I have flu-like symptoms. What should I do?

“I would like to emphasize that if a person has symptoms, we want patients to make an appointment with a provider. We can start the evaluation process through a UCHealth Virtual Urgent Care appointment or a UCHealth Virtual Visit with a primary care provider. Or you can schedule an in-clinic visit, with either Primary Care or Urgent Care,” said Dr. Julia Kavanagh, an internal medicine physician at UCHealth Primary Care – Steele Street.

Kavanagh says the best way to receive comprehensive care, is to schedule an appointment so a provider can thoroughly evaluate your medical history and symptoms. “The best way we can help you and your family stay healthy is by early evaluation and testing. The best preventative measures are to get the COVID vaccine, get this year’s flu shot, and wear masks when appropriate,” Kavanagh said.

First, call your medical provider who may recommend that you either come to a clinic to be tested or that you head to the nearest  testing site. You may also schedule a Virtual Urgent Care visit and see a provider online.

If you are sick with any kind of symptoms, to the greatest extent possible, stay home, stay hydrated and quarantine. Non-steroidal anti-inflammatory medications like ibuprofen can help with muscle aches and soreness. Don’t ask for an antibiotic; drugs that go after bacteria do nothing against a virus, Valenta said. If you test positive for the flu, there are prescription antiviral medications, like Tamiflu, that can shorten the duration of illness if you take them soon after symptoms begin, but they are not substitutes for getting the flu vaccine.

Once you have flu symptoms, especially with a fever, that’s not the time to rush out for your flu vaccine, Valenta cautioned. But she does advise doing so a week or two after you get better.

“It is certainly possible, and has happened in the past, where patients will get the infection again in the same season. So the flu shot would protect against that potential second infection,” Dr. Valenta said.

As we noted earlier, many of the symptoms of the flu and COVID-19 overlap.
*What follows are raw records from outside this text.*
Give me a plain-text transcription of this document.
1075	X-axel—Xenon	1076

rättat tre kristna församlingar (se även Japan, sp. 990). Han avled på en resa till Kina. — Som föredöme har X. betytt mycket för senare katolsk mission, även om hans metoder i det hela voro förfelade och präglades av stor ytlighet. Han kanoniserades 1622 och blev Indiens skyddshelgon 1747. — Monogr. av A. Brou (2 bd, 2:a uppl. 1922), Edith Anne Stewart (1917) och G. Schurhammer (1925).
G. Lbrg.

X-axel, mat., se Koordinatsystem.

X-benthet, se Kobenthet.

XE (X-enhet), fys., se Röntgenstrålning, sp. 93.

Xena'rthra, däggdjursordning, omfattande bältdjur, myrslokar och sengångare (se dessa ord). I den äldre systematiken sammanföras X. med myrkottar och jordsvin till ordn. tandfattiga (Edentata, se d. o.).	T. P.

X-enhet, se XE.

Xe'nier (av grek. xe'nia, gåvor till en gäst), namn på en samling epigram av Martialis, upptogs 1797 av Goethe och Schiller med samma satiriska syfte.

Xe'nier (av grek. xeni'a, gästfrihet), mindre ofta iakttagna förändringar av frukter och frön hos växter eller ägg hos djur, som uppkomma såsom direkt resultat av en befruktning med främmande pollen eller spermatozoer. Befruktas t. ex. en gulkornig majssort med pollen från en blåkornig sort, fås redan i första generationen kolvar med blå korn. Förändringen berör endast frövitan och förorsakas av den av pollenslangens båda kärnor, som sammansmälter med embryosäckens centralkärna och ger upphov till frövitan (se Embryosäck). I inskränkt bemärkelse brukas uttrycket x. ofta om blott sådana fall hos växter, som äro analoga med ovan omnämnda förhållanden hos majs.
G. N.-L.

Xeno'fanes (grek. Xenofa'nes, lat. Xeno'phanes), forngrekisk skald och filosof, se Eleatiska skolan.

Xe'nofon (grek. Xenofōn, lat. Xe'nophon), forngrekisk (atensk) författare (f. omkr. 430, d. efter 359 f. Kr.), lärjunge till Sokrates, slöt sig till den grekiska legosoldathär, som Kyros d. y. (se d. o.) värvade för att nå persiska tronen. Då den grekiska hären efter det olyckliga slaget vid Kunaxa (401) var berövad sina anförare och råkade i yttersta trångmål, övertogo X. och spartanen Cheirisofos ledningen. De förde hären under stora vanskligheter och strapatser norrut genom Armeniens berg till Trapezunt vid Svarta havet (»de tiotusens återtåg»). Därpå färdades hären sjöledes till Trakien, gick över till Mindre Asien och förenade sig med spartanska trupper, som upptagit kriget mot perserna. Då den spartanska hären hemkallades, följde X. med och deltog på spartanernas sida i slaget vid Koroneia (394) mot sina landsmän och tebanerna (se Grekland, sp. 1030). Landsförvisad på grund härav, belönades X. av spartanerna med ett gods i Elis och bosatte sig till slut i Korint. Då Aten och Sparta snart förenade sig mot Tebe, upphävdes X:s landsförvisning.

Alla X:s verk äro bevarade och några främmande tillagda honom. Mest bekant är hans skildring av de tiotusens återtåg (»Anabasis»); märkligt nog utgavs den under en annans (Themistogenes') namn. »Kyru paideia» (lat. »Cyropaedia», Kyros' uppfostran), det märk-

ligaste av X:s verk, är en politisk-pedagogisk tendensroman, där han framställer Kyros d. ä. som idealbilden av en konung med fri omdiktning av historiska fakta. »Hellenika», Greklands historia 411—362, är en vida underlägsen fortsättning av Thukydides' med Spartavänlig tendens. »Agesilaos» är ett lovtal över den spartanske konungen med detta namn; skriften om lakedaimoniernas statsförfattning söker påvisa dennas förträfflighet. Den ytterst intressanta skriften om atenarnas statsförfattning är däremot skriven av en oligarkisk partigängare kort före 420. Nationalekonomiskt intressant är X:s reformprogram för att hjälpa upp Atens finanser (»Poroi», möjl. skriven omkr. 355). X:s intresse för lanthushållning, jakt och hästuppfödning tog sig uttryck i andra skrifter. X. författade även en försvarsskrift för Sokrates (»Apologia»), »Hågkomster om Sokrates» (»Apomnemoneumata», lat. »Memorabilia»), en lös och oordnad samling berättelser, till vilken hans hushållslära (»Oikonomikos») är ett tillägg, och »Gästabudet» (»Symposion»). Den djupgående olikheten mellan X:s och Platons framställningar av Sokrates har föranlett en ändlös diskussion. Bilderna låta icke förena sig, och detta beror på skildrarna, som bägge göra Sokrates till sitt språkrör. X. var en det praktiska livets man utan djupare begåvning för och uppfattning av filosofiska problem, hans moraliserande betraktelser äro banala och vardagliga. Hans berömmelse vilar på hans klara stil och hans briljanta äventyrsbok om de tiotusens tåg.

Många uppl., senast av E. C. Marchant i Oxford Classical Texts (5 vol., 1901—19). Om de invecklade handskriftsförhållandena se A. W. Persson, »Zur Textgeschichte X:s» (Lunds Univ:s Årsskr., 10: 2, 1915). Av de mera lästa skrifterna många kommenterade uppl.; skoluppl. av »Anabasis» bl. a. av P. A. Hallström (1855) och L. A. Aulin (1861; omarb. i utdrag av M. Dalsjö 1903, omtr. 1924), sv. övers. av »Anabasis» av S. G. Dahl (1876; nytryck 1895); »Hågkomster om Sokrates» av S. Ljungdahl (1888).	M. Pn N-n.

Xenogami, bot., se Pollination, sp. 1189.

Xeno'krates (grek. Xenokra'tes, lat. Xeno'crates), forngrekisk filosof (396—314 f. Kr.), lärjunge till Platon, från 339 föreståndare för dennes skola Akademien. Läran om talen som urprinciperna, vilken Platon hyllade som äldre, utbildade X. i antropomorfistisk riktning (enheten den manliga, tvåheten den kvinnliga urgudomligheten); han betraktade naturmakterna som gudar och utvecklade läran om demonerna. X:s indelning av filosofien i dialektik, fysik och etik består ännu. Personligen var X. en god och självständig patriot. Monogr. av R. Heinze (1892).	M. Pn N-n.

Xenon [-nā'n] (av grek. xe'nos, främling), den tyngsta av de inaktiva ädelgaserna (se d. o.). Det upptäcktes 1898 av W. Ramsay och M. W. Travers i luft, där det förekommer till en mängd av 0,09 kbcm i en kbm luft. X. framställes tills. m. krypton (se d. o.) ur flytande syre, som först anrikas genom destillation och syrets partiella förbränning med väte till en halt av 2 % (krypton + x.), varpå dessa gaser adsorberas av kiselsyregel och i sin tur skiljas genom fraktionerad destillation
People who experience symptoms of COVID-19 can schedule a test from UCHealth through sites around Colorado. If you don’t live near these sites, check for other COVID-19 testing sites in your area.

Where can I get more information about the flu?

The CDC regularly updates information about the flu.

 

About the author

Erin Emery is editor of UCHealth Today, a hub for medical news, inspiring patient stories and tips for healthy living. Erin spent years as a reporter for The Denver Post, Colorado Springs Gazette and Colorado Springs Sun. She was part of a team of Denver Post reporters who won the 2000 Pulitzer Prize for breaking news reporting.

Erin joined UCHealth in 2008, and she is awed by the strength of patients and their stories.